In an effort to minimize information (measurement) bias, automated reports of patient data and outcomes were generated by an individual who was not involved in the study protocol or statistical analysis. Covariates, outcomes, and baseline characteristics were obtained in a standardized fashion without knowledge of the patient groups. Moreover, regular meetings with the data collectors were held to ensure variables were obtained in a consistent fashion, thus minimizing inter-observer variability. Additionally, our biostatistician was not involved in the study design and data collection or interpretation. Researcher bias was limited via strict adherence to the study protocol. Finally, the impact of residual confounding was minimized by adjusted analysis for known confounders; however, the potential for unidentified or unknown confounders exists.
Statistical methods
Differences in baseline characteristics between the two treatment groups (DOAC+ASA and DOAC only) were compared using the χ2 test for categorical variables and the Student unpaired t test for continuous variables, as appropriate.
Before analyzing outcomes, a propensity score was calculated for each patient in the analysis dataset. Propensity score was defined as the estimated probability of being “treated” (which for this study means having index treatment of “DOAC+ASA”) as a function of covariates. The following covariates were included in the calculation: sex, race, age, tobacco use, body mass index (BMI), CHADS-VASc score, history of anemia, coronary artery disease (CAD), cancer, congestive heart failure (CHF), chronic kidney disease (CKD), chronic obstructive pulmonary disease (COPD), diabetes mellitus (DM), gastrointestinal (GI) bleed, myocardial infarction (MI), obstructive sleep apnea (OSA), peptic ulcer disease (PUD), stroke, peripheral vascular disease, baseline use of non-steroidal anti-inflammatory drugs (NSAID), protein pump inhibitors (PPI), statins, angiotensin converting enzyme inhibitors (ACEi), and beta blockers.
Propensity score was then used to balance the treatment groups in terms of covariate distributions by weighting each observation by the inverse probability of treatment. Additionally, because there were a few observations with extremely large weights, we standardized the weights by the actual (sample) proportion of treated. Weighting results in a synthetic sample in which the distribution of baseline covariates is independent of treatment. Once balance in covariates was achieved, weighted data was used for subsequent analyses. A Cox proportional hazards model was employed to estimate hazard ratios for each of the three outcomes (MACE, bleeding, and death). Treatment was included in all models, and adjusted for sex, race, age, tobacco use, body mass index (BMI), CHADS-VASc score, history of anemia, coronary artery disease (CAD), cancer, congestive heart failure (CHF), chronic kidney disease (CKD), chronic obstructive pulmonary disease (COPD), diabetes mellitus (DM), gastrointestinal (GI) bleed, myocardial infarction (MI), obstructive sleep apnea (OSA), peptic ulcer disease (PUD), stroke, peripheral vascular disease, baseline use of non-steroidal anti-inflammatory drugs (NSAID), protein pump inhibitors (PPI), statins, angiotensin converting enzyme inhibitors (ACEi), and beta blockers. HASBLED scores were not included in the calculation of propensity scores or in the adjusted models because aspirin use automatically adds a point to the score, thus none of the subjects in the exposed group would have had a score of zero.

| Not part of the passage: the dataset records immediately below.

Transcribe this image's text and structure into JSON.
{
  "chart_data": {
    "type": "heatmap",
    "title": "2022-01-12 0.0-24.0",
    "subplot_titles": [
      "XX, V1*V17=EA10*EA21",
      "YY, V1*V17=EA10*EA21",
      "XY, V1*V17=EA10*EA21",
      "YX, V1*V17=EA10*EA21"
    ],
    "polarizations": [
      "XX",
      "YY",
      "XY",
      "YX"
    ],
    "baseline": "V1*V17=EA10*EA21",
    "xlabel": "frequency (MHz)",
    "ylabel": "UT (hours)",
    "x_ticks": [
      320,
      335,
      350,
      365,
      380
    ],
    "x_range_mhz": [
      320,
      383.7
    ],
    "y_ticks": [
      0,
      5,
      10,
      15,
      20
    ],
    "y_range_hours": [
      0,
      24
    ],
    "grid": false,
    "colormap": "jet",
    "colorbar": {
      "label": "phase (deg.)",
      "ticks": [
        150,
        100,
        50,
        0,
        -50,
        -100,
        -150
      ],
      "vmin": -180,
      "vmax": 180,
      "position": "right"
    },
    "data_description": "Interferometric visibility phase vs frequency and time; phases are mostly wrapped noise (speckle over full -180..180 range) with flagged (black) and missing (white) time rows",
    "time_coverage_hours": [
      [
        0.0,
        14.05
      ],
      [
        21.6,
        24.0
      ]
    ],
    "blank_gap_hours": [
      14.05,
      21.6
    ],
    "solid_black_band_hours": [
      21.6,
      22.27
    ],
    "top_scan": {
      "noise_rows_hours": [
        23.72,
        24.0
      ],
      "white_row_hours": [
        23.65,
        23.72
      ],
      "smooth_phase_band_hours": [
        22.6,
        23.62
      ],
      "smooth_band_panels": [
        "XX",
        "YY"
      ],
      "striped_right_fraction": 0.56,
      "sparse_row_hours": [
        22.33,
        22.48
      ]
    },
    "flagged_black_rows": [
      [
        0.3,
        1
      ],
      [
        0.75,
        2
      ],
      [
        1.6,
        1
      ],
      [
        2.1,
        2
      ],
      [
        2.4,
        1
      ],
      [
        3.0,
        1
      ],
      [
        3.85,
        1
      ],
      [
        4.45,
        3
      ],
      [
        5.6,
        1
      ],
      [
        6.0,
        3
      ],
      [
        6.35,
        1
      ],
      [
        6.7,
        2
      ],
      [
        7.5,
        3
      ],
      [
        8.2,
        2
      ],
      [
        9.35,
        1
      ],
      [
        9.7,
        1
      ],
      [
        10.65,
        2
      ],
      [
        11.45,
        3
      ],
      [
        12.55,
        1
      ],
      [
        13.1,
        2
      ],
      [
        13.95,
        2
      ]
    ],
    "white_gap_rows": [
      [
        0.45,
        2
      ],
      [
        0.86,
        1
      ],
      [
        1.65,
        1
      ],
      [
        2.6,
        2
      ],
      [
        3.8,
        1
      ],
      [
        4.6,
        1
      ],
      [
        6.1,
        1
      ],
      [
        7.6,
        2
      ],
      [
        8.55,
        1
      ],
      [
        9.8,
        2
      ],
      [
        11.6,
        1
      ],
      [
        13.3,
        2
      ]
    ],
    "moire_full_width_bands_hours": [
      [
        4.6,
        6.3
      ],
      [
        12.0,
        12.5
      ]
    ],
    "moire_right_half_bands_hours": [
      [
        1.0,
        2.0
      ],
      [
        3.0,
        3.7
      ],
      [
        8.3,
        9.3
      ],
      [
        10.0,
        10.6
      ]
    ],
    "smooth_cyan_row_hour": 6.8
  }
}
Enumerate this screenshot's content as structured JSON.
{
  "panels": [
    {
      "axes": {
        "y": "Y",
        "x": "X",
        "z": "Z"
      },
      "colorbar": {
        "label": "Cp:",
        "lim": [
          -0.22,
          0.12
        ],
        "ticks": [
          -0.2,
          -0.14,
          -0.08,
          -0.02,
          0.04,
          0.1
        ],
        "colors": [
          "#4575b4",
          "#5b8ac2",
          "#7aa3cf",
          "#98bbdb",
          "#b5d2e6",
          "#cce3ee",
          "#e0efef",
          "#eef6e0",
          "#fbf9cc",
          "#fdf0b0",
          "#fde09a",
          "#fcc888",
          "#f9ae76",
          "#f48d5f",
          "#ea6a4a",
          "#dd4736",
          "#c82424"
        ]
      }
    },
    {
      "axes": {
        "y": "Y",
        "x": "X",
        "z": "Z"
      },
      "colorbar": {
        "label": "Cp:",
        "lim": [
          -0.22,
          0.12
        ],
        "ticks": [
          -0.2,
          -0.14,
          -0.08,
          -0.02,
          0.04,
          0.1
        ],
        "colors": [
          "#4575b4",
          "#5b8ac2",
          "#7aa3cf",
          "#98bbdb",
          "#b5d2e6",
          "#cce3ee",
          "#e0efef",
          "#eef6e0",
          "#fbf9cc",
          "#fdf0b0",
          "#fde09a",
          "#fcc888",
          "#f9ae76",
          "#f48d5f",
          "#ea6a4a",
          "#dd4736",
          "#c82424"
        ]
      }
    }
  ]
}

Time-to-event curves comparing treatment groups for MACE, bleeding and death were created using predicted probabilities of event-free survival from the adjusted Cox regression models. Number Needed to Harm (NNH) was calculated using the predicted MACE rates from the weighted and adjusted Cox proportional hazards models.
All analyses were conducted using SAS version 9.4, (SAS Institute, Cary, NC). Statistical significance was assumed at a p-value < 0.05. All tests were 2-sided.